Now look at the words "Something traveling at light speed
through space will have no speed left for motion through time". He's not talking about a particle with speed c. He's saying that if something has a four-velocity vector that makes a
90 degree angle with the time axis, it's not moving through time. This is an "object" (in some generalized sense) which is moving at
infinite speed, not light speed. The words "traveling at light speed" is a reference to the fact that a four-velocity vector always satisfies -(u^0)^2+\vec u^2=-c^2, and "through space" specifies that the projection of the vector he's talking about onto the time axis is zero.
Now let's talk about the
worst part of the Greene quote: "Thus light does not get old; a photon that emerged from the big bang is the same age today as it was then. There is no passage of time at the speed of light". This looks like complete crazy talk in this context, because he didn't even say that he has now abandoned the description of motion in terms of which way the four-velocity vector is pointing in
his rest frame, and is now talking about which way the four-velocity vector (c,0) of a stationary object will point if we apply a Lorentz transformation with speed v and take the limit v→∞. A Lorentz transformation with velocity -v takes (c,0) to \gamma(c,v), i.e. it tilts the time axis by an angle arctan v. It also tilts the x-axis in the opposite direction by the same amount. In the limit v→∞, both axes get tilted 45° in opposite directions, which makes them coincide. (They will point in the same direction or opposite directions, depending on the direction of the velocity).
There are several reasons why this inappropriate, and very misleading.
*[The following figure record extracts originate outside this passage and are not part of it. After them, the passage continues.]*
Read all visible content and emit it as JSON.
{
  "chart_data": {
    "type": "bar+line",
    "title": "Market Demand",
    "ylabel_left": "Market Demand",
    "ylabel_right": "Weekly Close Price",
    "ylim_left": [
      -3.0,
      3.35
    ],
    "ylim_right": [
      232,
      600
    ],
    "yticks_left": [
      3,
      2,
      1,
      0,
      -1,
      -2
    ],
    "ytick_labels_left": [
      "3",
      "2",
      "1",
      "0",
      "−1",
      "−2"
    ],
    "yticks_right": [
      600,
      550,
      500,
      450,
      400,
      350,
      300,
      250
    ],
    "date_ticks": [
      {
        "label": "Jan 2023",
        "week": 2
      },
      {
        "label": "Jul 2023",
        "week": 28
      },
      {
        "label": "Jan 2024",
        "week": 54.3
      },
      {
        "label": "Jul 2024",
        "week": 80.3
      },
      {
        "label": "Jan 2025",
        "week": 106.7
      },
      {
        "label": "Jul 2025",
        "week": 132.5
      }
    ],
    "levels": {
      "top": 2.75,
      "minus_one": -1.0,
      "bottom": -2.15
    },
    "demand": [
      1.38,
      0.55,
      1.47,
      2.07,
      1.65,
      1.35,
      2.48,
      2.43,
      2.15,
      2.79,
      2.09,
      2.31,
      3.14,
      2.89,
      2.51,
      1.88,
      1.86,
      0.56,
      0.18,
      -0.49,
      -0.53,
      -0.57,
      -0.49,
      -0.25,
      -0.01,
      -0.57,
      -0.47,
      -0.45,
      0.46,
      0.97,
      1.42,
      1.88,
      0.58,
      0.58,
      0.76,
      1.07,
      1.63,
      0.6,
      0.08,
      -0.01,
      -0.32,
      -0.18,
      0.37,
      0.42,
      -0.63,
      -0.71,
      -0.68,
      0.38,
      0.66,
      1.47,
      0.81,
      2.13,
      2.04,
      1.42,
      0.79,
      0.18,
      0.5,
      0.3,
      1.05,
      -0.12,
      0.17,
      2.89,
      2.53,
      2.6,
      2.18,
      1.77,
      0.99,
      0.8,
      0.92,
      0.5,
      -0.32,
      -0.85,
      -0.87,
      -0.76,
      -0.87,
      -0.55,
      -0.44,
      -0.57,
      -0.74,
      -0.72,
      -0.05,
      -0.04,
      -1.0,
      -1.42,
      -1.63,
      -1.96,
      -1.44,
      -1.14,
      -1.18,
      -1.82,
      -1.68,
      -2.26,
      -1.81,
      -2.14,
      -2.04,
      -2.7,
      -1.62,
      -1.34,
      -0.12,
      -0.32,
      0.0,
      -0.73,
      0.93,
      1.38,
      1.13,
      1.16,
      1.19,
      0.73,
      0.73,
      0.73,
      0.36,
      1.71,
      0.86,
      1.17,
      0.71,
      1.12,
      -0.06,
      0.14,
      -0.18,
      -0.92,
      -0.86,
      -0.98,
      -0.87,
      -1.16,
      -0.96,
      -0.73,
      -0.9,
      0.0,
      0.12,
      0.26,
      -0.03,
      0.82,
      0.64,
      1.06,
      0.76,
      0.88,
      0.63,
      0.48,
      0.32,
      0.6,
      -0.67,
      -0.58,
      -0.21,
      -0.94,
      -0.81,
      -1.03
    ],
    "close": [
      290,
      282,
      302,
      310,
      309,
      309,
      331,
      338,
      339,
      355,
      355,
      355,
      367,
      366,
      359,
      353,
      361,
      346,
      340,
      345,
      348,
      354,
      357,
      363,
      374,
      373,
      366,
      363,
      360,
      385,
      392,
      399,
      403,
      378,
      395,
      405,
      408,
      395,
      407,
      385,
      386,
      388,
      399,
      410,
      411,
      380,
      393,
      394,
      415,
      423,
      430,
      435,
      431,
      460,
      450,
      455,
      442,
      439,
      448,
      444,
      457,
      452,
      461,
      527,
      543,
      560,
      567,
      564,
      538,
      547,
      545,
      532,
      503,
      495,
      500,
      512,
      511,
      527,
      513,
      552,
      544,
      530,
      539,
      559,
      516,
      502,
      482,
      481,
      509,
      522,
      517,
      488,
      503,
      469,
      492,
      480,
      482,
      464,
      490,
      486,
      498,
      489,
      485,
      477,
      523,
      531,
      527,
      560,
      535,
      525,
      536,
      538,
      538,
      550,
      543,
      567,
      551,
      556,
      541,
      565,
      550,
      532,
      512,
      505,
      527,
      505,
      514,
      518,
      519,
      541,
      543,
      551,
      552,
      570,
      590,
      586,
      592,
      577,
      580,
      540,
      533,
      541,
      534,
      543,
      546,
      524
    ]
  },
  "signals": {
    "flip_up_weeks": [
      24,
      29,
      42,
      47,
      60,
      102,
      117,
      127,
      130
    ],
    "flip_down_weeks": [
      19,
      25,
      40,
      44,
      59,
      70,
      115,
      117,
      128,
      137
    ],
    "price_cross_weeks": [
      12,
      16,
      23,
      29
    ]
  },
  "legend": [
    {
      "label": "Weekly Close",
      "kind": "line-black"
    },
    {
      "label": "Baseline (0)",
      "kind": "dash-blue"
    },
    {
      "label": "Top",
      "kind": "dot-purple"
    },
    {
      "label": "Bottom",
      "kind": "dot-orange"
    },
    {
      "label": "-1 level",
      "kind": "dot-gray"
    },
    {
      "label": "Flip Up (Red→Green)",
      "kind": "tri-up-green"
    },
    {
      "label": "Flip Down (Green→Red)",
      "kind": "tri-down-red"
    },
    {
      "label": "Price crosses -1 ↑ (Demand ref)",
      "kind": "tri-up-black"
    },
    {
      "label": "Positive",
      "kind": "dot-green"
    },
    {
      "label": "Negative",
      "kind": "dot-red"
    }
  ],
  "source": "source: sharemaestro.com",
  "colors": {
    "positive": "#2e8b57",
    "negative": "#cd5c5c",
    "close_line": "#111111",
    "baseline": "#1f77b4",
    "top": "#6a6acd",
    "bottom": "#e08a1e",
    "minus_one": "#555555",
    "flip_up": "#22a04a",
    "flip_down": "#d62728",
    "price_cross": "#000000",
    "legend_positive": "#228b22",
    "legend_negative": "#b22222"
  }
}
The first is that he didn't
say that he's no longer considering the four-velocity vector in his own rest frame, and is instead trying to imagine what it looks like in "the photon's rest frame". The other reasons are the ones I have already stated (use the link in #2) for why it doesn't make sense to think of that limit as the photon's rest frame.
A claim has to make sense to be incorrect, and this one doesn't. So I don't think that's what those articles said. I'm assuming that they talked about the fact that the magnitude of the four-velocity (see e.g.